Settlement Time for Stock Trades Might Get a Trim
Shortening the time it takes to settle a trade might have helped smooth out the volatile ride investors took on GameStop trading last month, Robinhood CEO Vlad Tenev told the House Financial Services Committee last week. And now, it appears one of Wall Street’s major clearing firms agrees.
On Wednesday, Depository Trust & Clearing Corporation (DTCC) issued a white paper highlighting the benefits of a shorter settlement period and a possible two-year path to achieving the proposed change. Trimming the settlement time by a day could cut costs for market participants and significantly lower risks and margin requirements, “especially during times of high volatility and stressed markets,” DTCC said in a press release.
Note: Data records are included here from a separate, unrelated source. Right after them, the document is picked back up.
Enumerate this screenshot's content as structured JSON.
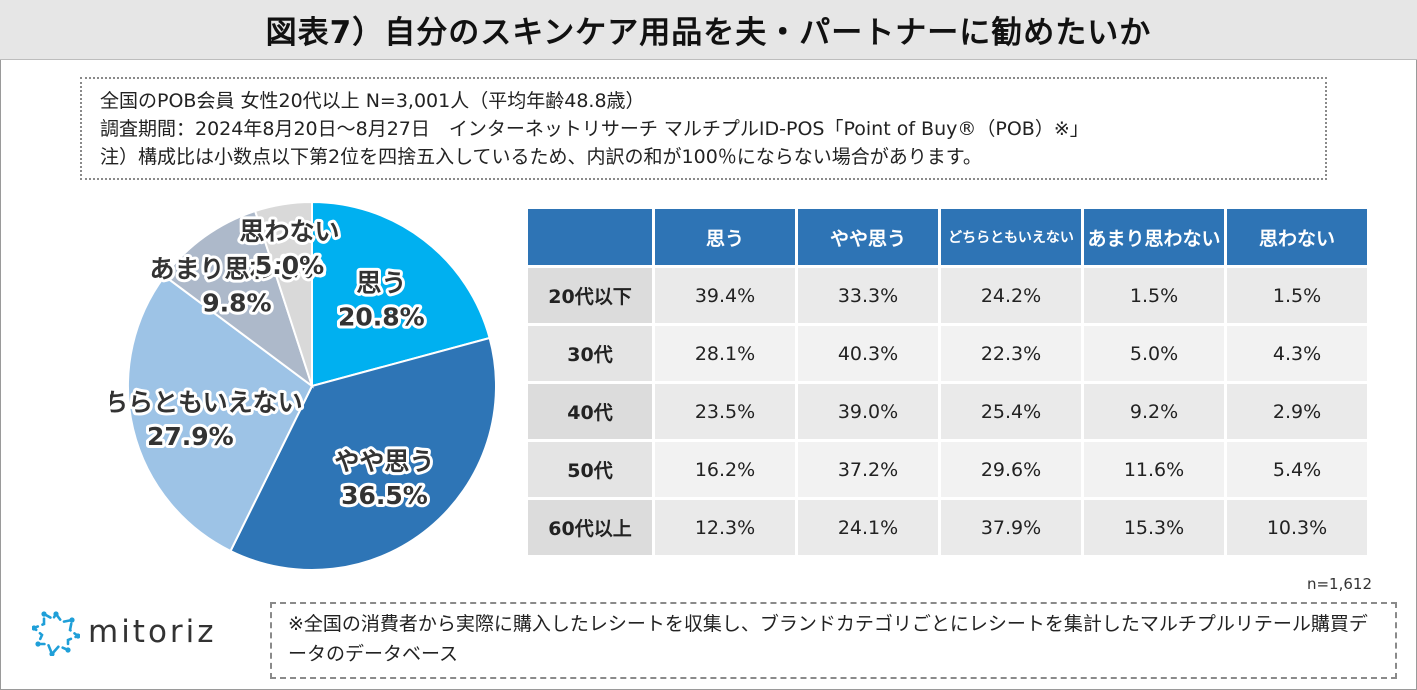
{
  "title": "図表7）自分のスキンケア用品を夫・パートナーに勧めたいか",
  "notes": [
    "全国のPOB会員 女性20代以上 N=3,001人（平均年齢48.8歳）",
    "調査期間：2024年8月20日～8月27日　インターネットリサーチ マルチプルID-POS「Point of Buy®（POB）※」",
    "注）構成比は小数点以下第2位を四捨五入しているため、内訳の和が100％にならない場合があります。"
  ],
  "colors": {
    "omou": "#00b0f0",
    "yaya": "#2e75b6",
    "dochira": "#9dc3e6",
    "amari": "#adb9ca",
    "omowanai": "#d9d9d9",
    "header": "#2e74b5"
  },
  "chart_data": [
    {
      "type": "pie",
      "slices": [
        {
          "label": "思う",
          "value": 20.8,
          "value_label": "20.8%",
          "color": "#00b0f0"
        },
        {
          "label": "やや思う",
          "value": 36.5,
          "value_label": "36.5%",
          "color": "#2e75b6"
        },
        {
          "label": "どちらともいえない",
          "value": 27.9,
          "value_label": "27.9%",
          "color": "#9dc3e6"
        },
        {
          "label": "あまり思わない",
          "value": 9.8,
          "value_label": "9.8%",
          "color": "#adb9ca"
        },
        {
          "label": "思わない",
          "value": 5.0,
          "value_label": "5.0%",
          "color": "#d9d9d9"
        }
      ]
    },
    {
      "type": "table",
      "columns": [
        "思う",
        "やや思う",
        "どちらともいえない",
        "あまり思わない",
        "思わない"
      ],
      "rows": [
        {
          "label": "20代以下",
          "values": [
            "39.4%",
            "33.3%",
            "24.2%",
            "1.5%",
            "1.5%"
          ]
        },
        {
          "label": "30代",
          "values": [
            "28.1%",
            "40.3%",
            "22.3%",
            "5.0%",
            "4.3%"
          ]
        },
        {
          "label": "40代",
          "values": [
            "23.5%",
            "39.0%",
            "25.4%",
            "9.2%",
            "2.9%"
          ]
        },
        {
          "label": "50代",
          "values": [
            "16.2%",
            "37.2%",
            "29.6%",
            "11.6%",
            "5.4%"
          ]
        },
        {
          "label": "60代以上",
          "values": [
            "12.3%",
            "24.1%",
            "37.9%",
            "15.3%",
            "10.3%"
          ]
        }
      ],
      "n_label": "n=1,612"
    }
  ],
  "logo": {
    "text": "mitoriz",
    "icon": "mitoriz-logo-icon"
  },
  "footnote": "※全国の消費者から実際に購入したレシートを収集し、ブランドカテゴリごとにレシートを集計したマルチプルリテール購買データのデータベース"
}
DTCC’s subsidiary National Securities Clearing Corporation (NSCC) was Robinhood’s principal clearinghouse during the GameStop trading frenzy in January.
Currently, when a stock is bought or sold, it takes the trade date plus two days, or T+2, for a clearinghouse to settle that trade. To cover risk that the trade may not settle during that time or the buyer won’t be able to pay by the settlement date, brokers are required to make deposits known as margin or collateral with the clearinghouse. The amount is determined by whether the broker’s customers have more buy orders than sell orders and whether the security they’re trading in is highly volatile.
Normally, it isn’t a problem for brokers to make these collateral deposits. But last month, when individual GameStop investors banded together to try to force hedge funds out of their short positions, all sorts of chaos and extreme volatility ensued that forced clearinghouses to raise collateral requirements. In turn, brokers like Robinhood had to restrict some trading on their platforms.
In a blog post in late January, Robinhood said “the required amount we had to deposit with the clearinghouse was so large—with individual volatile securities accounting for hundreds of millions of dollars in deposit requirements—that we had to take steps to limit buying in those volatile securities to ensure we could comfortably meet our requirements.”
Its CEO Tenev went on to declare a few days later, “It’s time for T+2 to go.”
Although DTCC isn’t going as far as Robinhood’s call for real-time settlement, it has suggested trimming the settlement time by a day to T+1. DTCC’s plan, which would need extensive industry support, includes building and testing a prototype system this year, integrating it next year, and making an official move to T+1 in 2023. DTCC estimates T+1 could drop NSCC’s margin requirements by 41%.